Тут и там в донных ямах с водой видимо-невидимо скопилось рыбы. Страстным рыбаком Размахай никогда не был, но тут проснулся в нем ловецкий азарт, который не унять. Он присел на корточки, опустил руки в ледяную воду и гладил лениво шевелящихся щук, заглядывал в тусклые глаза налимов и язей, переваливал с боку на бок горбатых от матерости лещей; целое месиво плотвы овсяными хлопьями шевелилось у него под ладонями…
Рыбы теперь были дружны меж собой, и щука уже не гоняла окуней, и окуни не гоняли уклеек, и жерех не покушался на красноперку – они совместно пережидали выпавшие им на долю невзгоды. Потом, едва лишь прихлынет большая вода, вспомнят они старые порядки, когда одни догоняют, а другие спасаются, – а пока мирно плескались в исходящих паром ямах, жадно хватая верховую воду.
Семён ходил от ямы к яме, играл с рыбой, приговаривая: «Ишь ты! Ишь она…» – и не мог устоять перед искушением: выбирал себе сома. Непременно сома и чтоб самого большого. Огромную эту рыбину он перехватил по жабрам поясным ремнём и, перекинув ремённую лямку через плечо, выволок на крутой обрыв и через пролом во льду – на берег; она лежала потом у него дома на полу, как бревно, и медленно засыпала.
В Размахаевом доме начался пир на много дней.
Рыбой пахла горячая печь, рыбный дух пропитывал кирпичи ее, толкал заслонку, наполнял все углы, пробивался в сени и на чердак. Изба сытно посапывала, довольная своим хозяином.
А Семён посиживал у окна, посматривал на заснеженное озеро, доставал из чугуна куски пахучей, ароматной сомятины, вкушая, держал почтительно обеими руками.
Жаль, что Маня в эти дни отсутствовала; жаль, что зимой Володька не мог добраться до него по сугробам – Семён сидел в одиночестве, и оттого его счастье не было полным.
А как бы удивился кто-нибудь, застав его за такой-то едой! И позавидовал бы, да и зауважал бы: забогател Семён!
– Разве можно поймать такую рыбину середь зимы? – спросил бы… ну, например, Осип Кострикин. – У тебя и сети нет, Размахай чёртов!

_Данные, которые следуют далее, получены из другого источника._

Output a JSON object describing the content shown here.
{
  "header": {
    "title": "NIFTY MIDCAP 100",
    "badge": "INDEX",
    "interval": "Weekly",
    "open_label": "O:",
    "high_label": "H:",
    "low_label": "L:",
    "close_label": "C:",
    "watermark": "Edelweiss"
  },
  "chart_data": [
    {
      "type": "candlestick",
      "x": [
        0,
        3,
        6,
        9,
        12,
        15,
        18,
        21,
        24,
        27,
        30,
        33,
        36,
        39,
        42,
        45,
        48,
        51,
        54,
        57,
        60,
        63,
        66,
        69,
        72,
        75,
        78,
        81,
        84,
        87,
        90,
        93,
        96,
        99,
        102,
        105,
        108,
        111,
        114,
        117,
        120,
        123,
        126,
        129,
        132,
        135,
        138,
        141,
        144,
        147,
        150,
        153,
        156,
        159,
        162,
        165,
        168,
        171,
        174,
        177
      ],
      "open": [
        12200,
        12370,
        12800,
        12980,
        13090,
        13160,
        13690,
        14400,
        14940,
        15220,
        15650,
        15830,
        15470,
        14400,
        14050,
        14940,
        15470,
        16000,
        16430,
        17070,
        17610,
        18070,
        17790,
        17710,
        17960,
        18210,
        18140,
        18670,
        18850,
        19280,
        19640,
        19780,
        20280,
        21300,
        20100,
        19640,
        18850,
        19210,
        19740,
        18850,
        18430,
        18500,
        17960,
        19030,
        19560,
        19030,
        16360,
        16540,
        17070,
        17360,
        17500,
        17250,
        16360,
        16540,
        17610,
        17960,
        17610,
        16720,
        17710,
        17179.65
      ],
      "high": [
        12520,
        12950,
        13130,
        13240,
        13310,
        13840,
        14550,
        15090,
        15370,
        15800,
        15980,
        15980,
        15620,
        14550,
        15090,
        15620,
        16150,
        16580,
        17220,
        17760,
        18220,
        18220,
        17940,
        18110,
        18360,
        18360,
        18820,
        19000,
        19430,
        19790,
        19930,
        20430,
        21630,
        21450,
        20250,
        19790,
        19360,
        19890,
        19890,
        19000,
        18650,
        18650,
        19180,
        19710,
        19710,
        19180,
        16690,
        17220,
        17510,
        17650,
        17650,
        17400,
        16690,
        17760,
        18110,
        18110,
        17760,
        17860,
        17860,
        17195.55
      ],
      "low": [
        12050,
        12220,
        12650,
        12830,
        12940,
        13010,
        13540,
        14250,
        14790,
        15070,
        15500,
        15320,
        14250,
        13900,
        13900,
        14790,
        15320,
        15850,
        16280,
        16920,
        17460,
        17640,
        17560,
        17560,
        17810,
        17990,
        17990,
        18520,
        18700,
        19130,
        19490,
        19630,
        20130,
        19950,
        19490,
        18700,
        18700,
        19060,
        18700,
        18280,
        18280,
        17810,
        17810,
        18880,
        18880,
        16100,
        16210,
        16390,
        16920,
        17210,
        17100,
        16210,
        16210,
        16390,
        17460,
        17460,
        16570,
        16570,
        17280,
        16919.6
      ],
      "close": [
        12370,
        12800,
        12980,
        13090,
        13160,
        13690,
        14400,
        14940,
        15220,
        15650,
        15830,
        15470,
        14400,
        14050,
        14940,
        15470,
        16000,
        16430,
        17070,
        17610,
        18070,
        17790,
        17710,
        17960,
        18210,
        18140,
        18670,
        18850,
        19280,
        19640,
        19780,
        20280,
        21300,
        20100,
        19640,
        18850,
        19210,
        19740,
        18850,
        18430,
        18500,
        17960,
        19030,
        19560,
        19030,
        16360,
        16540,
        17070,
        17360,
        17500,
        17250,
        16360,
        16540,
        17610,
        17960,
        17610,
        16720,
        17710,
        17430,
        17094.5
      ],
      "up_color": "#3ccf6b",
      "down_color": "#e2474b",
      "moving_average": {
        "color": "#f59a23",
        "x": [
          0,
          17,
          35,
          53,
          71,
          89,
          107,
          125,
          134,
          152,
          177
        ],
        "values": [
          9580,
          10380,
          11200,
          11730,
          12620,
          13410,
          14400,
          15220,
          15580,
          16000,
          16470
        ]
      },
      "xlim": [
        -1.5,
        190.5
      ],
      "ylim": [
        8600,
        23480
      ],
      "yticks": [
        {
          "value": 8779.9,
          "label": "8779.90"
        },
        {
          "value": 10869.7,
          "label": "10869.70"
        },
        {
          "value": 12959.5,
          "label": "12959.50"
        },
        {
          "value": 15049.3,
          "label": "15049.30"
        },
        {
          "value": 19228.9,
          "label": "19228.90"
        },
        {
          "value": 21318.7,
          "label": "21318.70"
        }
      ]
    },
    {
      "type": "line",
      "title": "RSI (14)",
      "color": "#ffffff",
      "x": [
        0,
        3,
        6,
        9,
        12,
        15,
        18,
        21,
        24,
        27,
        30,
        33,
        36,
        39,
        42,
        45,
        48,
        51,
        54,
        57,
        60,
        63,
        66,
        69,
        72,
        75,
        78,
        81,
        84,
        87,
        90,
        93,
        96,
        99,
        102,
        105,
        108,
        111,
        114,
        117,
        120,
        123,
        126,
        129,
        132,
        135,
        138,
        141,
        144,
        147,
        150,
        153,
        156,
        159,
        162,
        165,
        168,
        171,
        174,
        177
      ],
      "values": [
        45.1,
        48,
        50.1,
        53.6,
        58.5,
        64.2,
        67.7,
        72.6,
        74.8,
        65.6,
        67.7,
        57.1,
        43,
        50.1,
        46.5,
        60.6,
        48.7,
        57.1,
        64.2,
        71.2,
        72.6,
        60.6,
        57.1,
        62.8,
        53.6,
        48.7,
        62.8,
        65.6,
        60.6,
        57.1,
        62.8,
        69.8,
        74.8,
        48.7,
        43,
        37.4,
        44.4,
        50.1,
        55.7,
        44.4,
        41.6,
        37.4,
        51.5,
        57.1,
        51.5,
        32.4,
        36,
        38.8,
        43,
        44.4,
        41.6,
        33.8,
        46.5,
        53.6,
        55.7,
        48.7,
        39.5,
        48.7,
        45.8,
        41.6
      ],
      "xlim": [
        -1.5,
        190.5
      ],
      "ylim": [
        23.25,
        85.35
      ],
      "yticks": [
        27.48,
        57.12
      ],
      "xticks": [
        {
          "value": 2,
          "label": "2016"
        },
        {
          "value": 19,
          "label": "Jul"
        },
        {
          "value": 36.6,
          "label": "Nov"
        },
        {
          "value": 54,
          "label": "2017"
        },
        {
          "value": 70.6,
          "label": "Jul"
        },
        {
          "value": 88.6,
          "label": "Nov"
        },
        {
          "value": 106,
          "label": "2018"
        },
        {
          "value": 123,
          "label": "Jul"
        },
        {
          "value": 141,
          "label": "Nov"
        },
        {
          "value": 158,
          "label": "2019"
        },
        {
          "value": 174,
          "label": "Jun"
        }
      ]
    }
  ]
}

Как ты ухитрился?
То-то, что ухитрился. То-то, что сумел: голыми руками поймал. Жаль только: нельзя с Володькой вместе спуститься на озерное дно и погулять там, держа парнишку за махонькую ручонку. А уж он подивился бы! Но нельзя, нельзя: расскажет отцу, а тот…
Если узнает Сторожок, въедет под лед на гусеничном тракторе, начерпает рыбы в прицепную тележку или сани, наложит стогом и – прямым ходом в город, на базар, чтоб продать и потом где-то в хитром месте купить магнитофонные ленты с оглушительной, как бомбежка, музыкой. Останутся на озёрном дне только следы тракторных гусениц да разводы солярки. Да еще придется при встрече выслушивать бахвальство: «А я достал Рони Эдельмаса, Ферлуччи и рок-группу „Ковантере“. Да, ведь ты, Семён Размахаич, в этом деле ни бум-бум, да? Глухо, как в танке, верно?»
У Сторожка свои удовольствия: врубит свой заморский магнитофон – домишко ходит ходуном; у коровы-ведерницы, которой придумали такое хорошее имя – Сестричка, пропадает молоко; Володька таращит глаза и начинает заикаться; галка, глядишь, летит по своим делам – над домом Сторожка ошалело закувыркается, плюхнется на землю, а дальше идет уже пешком и только на большом удалении очухается, взлетит.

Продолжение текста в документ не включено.